Comprendió en ese preciso instante que estaba allí, sólo para cumplir su promesa. Volver a besar a su mujer.
Se inclinó hacia ella, que en ese momento levantó la mirada, y, entonces él depositó un suave beso en sus labios con el que expresaba todo el gran amor que sentía hacia ella, que cerró los ojos. Luego le susurró un al oído, con la esperanza que lo escuchara:
- He vuelto para cumplir mi promesa. Siempre te amaré.

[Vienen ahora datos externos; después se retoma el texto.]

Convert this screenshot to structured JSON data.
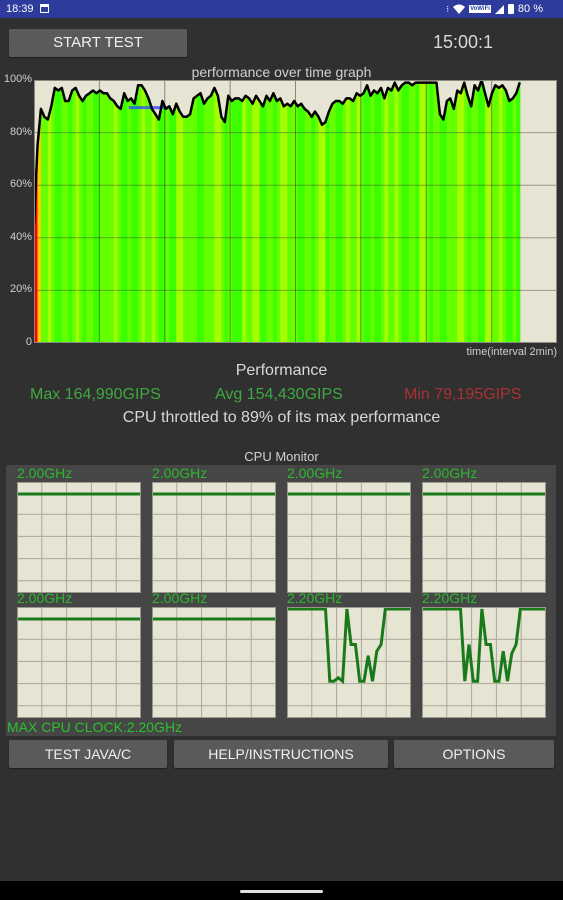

Penélope llevaba días encerrada en casa, sumida en una profunda tristeza. Pero aquel día sintió que tenía que ir a hacer aquello que tanto temía. Se vistió y cogió las flores. Al salir de casa y durante todo el trayecto al cementerio tuvo la extraña sensación de que alguien la seguía, pero no vio a nadie en todo el camino, sólo a una señora a lo lejos. Llegó a la tumba de su amadísimo esposo y depositó el ramo de flores de su boda que, extrañamente, aún seguía fresco después de varias semanas.
Tenía la sensación de que había alguien con ella, pero seguía sin ver a nadie. Miró la lápida y empezó a llorar en silencio, pero desconsoladamente. En ese momento, sintió una suave brisa a su lado y, le pareció oler el perfume que usaba su marido. Levantó la cabeza y la brisa que la envolvía levantó uno de los pétalos de las flores y en su vuelo, rozó los labios de Penélope. Ella cerró los ojos y sintió un beso. El último beso de su marido, el que le prometió que volvería a darle. Entonces pudo escuchar claramente unas suaves palabras en su oído, y supo que él estaba allí y que había venido a cumplir la promesa que le había hecho.
Penélope, miró hacia el vacío lugar que ocupaba el espíritu de Stephan, y le respondió. Yo también te amaré siempre.

Con unas leves sonrisas se miraron sin verse y se dijeron adiós.